I forgot to show this stepped leader - upward connecting discharge - return stroke animation

Many cloud-to-ground flashes end at this point.  In about 50% of cloud to ground discharges, the stepped leader-upward discharge-return stroke sequence repeats itself with a few subtle differences.


A downward dart leader travels from the cloud to the ground. The dart leader doesn't step but travels smoothly and follows the channel created by the stepped leader (avoiding the branches).  It is followed by a slightly less powerful subsequent return stroke that travels back up the channel to the cloud.

A normal still photograph would capture the separate return strokes superimposed on each other.  If you bumped or moved the camera during the photograph the separate return strokes would be spread out on the image.

The image above shows a multiple stroke flash consisting of 4 separate return strokes.
There is enough time between separate return strokes (around 1/10 th second) that your eye can separate the individual flashes of light.
When lightning appears to flicker you are seeing the separate return strokes in a multiple stroke flash.  The whole flash usually lasts 0.5 to 1 second.
Here are some unusual types of lightning.

Occasionally a lightning stroke will travel from the positive charge region in the top of the thunderstorm cloud to ground.  These types of strikes are more common at the ends of storms and in winter storms.  This is probably because the top part of the cloud gets pushed sideways away from the middle and bottom portions of the cloud.  Positive strokes are very powerful.  They sometimes produce an unusually loud and long lasting clap of thunder.


Here's an even rarer form of lightning.  Lightning sometimes starts at the ground and travels upward.  Upward lightning is generally only initiated by mountains and tall objects such as a skyscraper or a tower of some kind.  Note the discharge is different in another way also.  These discharges are initiated by an upward leader.  This is followed by not by a return stroke but by a more normal downward leader.  Once the 2nd leader reaches the ground, an upward return stroke travels back up the channel to the cloud.

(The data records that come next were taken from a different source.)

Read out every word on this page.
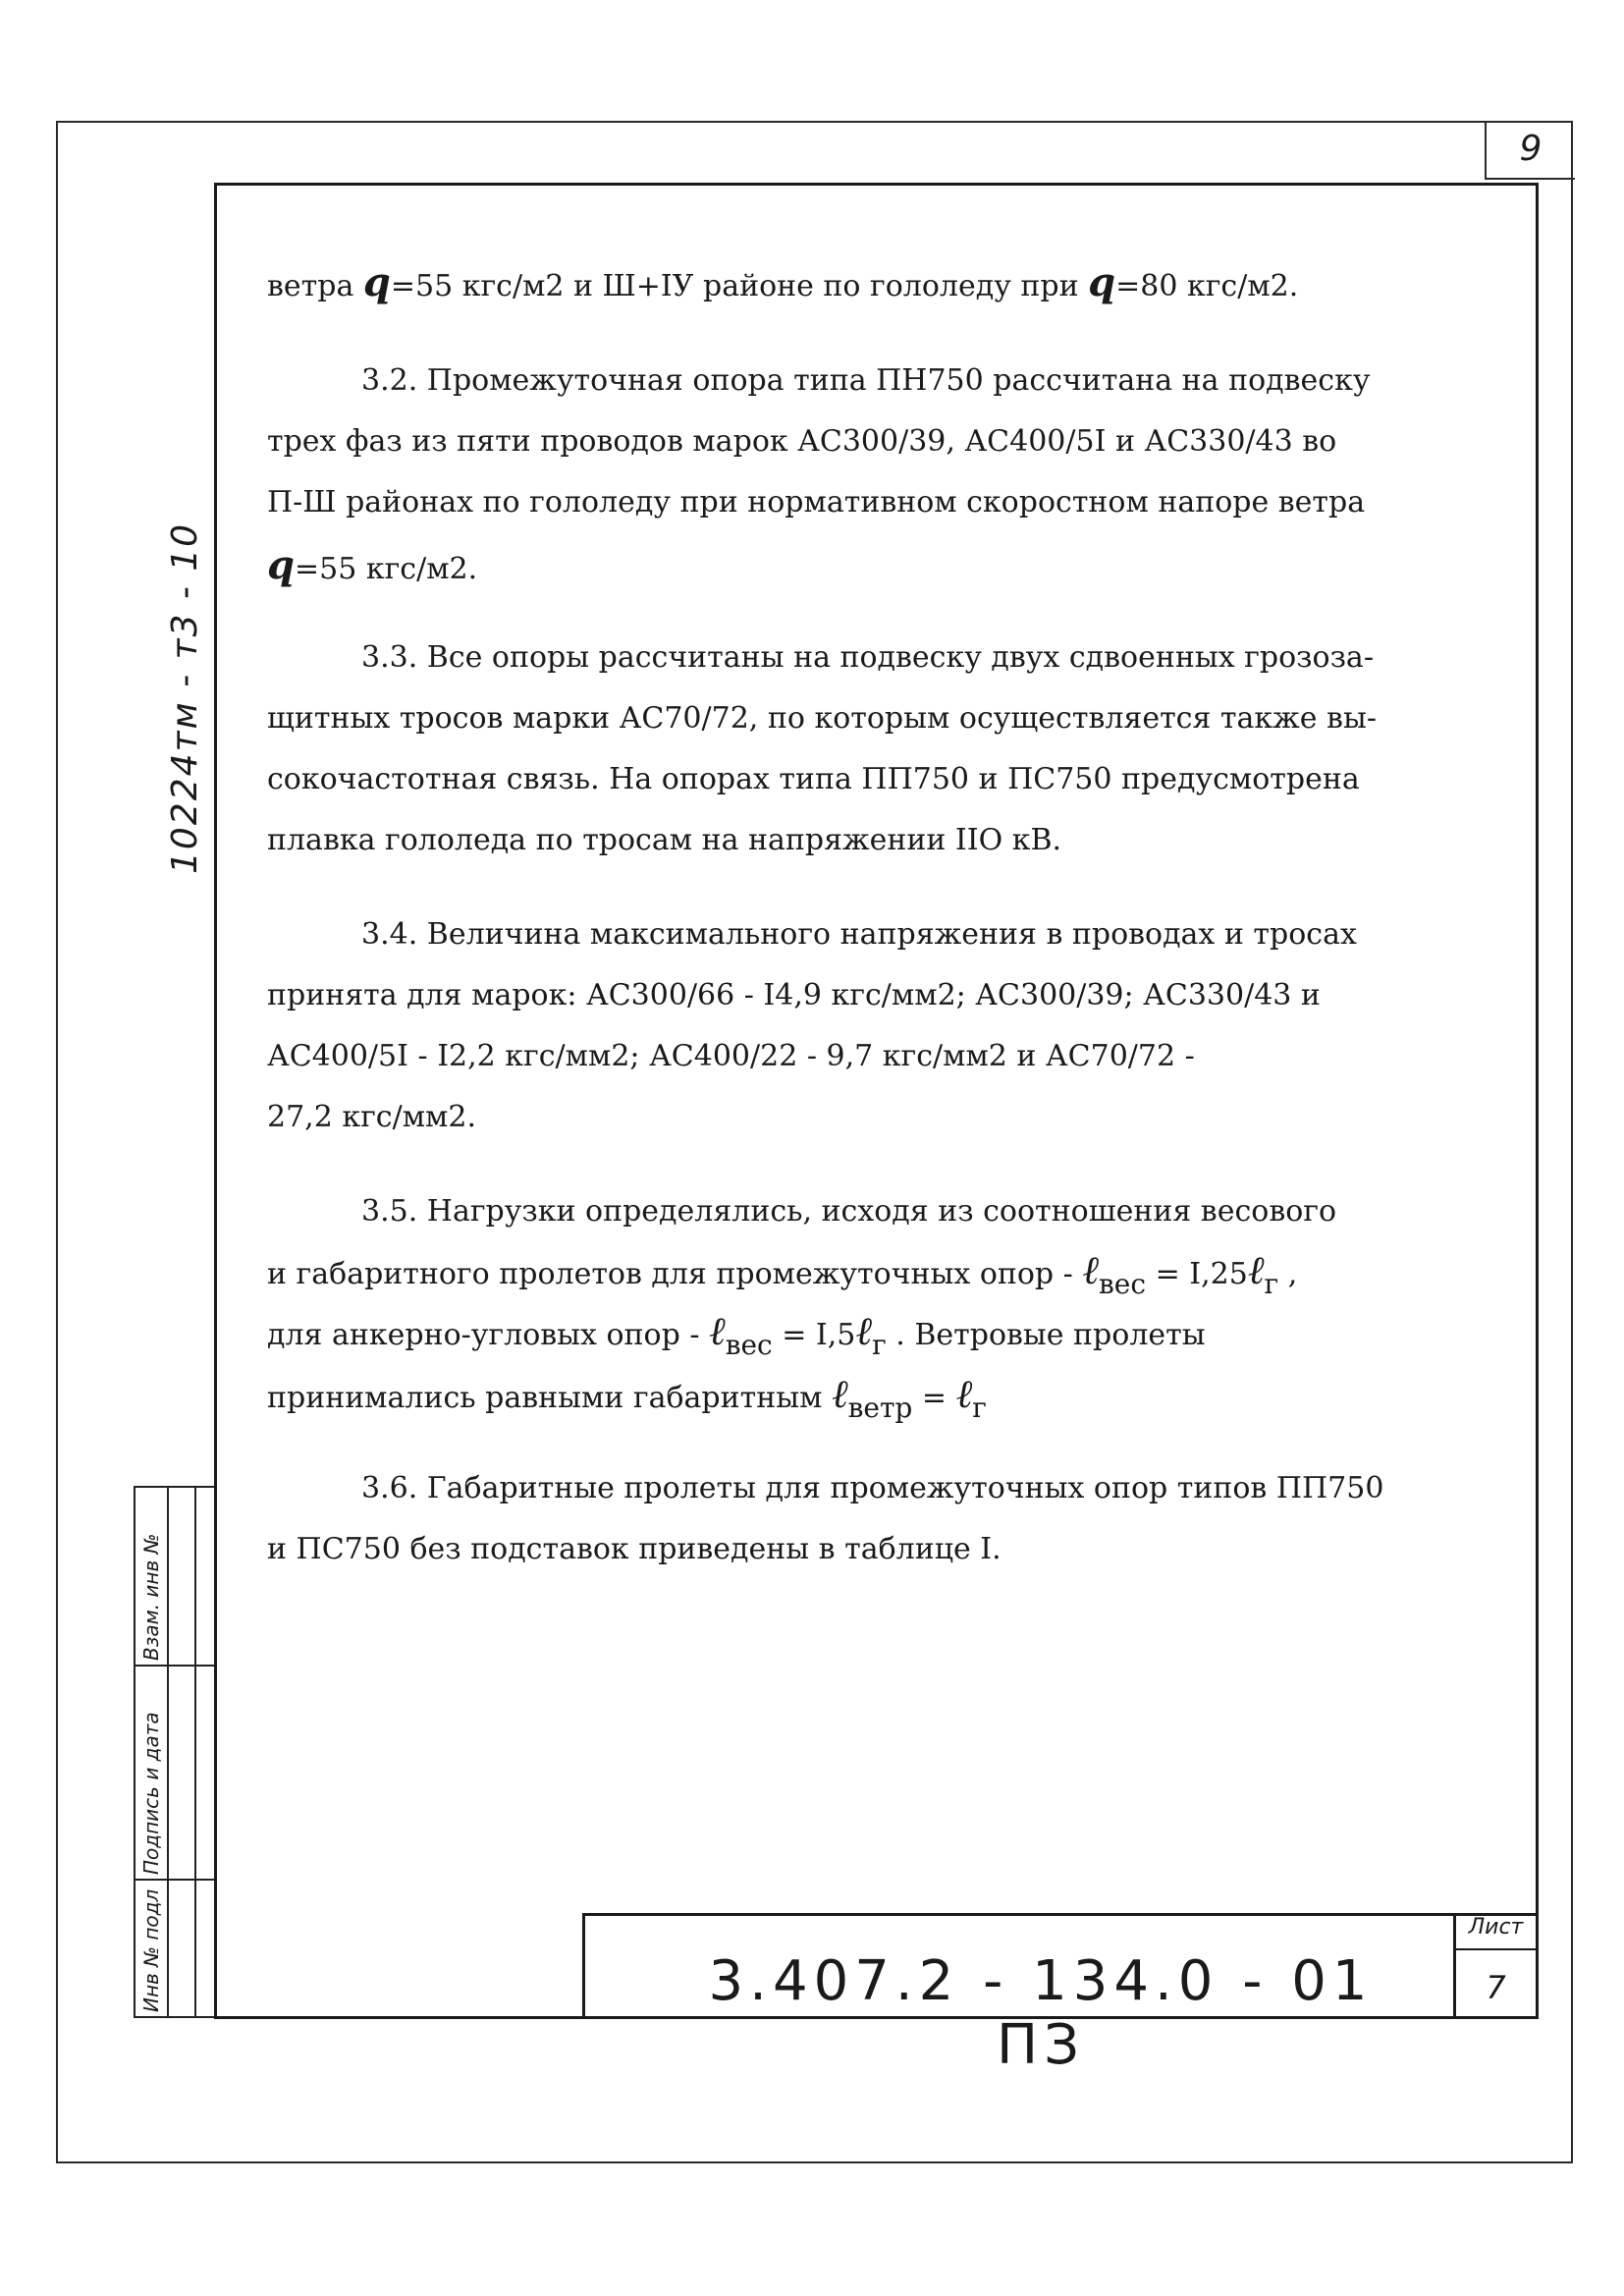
9
10224тм - т3 - 10
ветра q=55 кгс/м2 и Ш+IУ районе по гололеду при q=80 кгс/м2.
3.2. Промежуточная опора типа ПН750 рассчитана на подвеску
трех фаз из пяти проводов марок АС300/39, АС400/5I и АС330/43 во
П-Ш районах по гололеду при нормативном скоростном напоре ветра
q=55 кгс/м2.
3.3. Все опоры рассчитаны на подвеску двух сдвоенных грозоза-
щитных тросов марки АС70/72, по которым осуществляется также вы-
сокочастотная связь. На опорах типа ПП750 и ПС750 предусмотрена
плавка гололеда по тросам на напряжении IIО кВ.
3.4. Величина максимального напряжения в проводах и тросах
принята для марок: АС300/66 - I4,9 кгс/мм2; АС300/39; АС330/43 и
АС400/5I - I2,2 кгс/мм2; АС400/22 - 9,7 кгс/мм2 и АС70/72 -
27,2 кгс/мм2.
3.5. Нагрузки определялись, исходя из соотношения весового
и габаритного пролетов для промежуточных опор - ℓвес = I,25ℓг ,
для анкерно-угловых опор - ℓвес = I,5ℓг . Ветровые пролеты
принимались равными габаритным ℓветр = ℓг
3.6. Габаритные пролеты для промежуточных опор типов ПП750
и ПС750 без подставок приведены в таблице I.
Инв № подл
Подпись и дата
Взам. инв №
3.407.2 - 134.0 - 01 ПЗ
Лист
7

Scientists are able to trigger lightning by firing a small rocket up toward a thunderstorm.  The rocket is connected by a thin wire to the ground.  When the rocket gets 50 to 100 m above the ground upward lightning will develop off of the top of the wire.

Scientists are able to take closeup photographs and make measurements of lightning currents using triggered lightning.  Triggered lightning can also be used to test the operation of lightning protection devices.  A short video showing rocket triggered lightning experiments will be shown in class on Friday.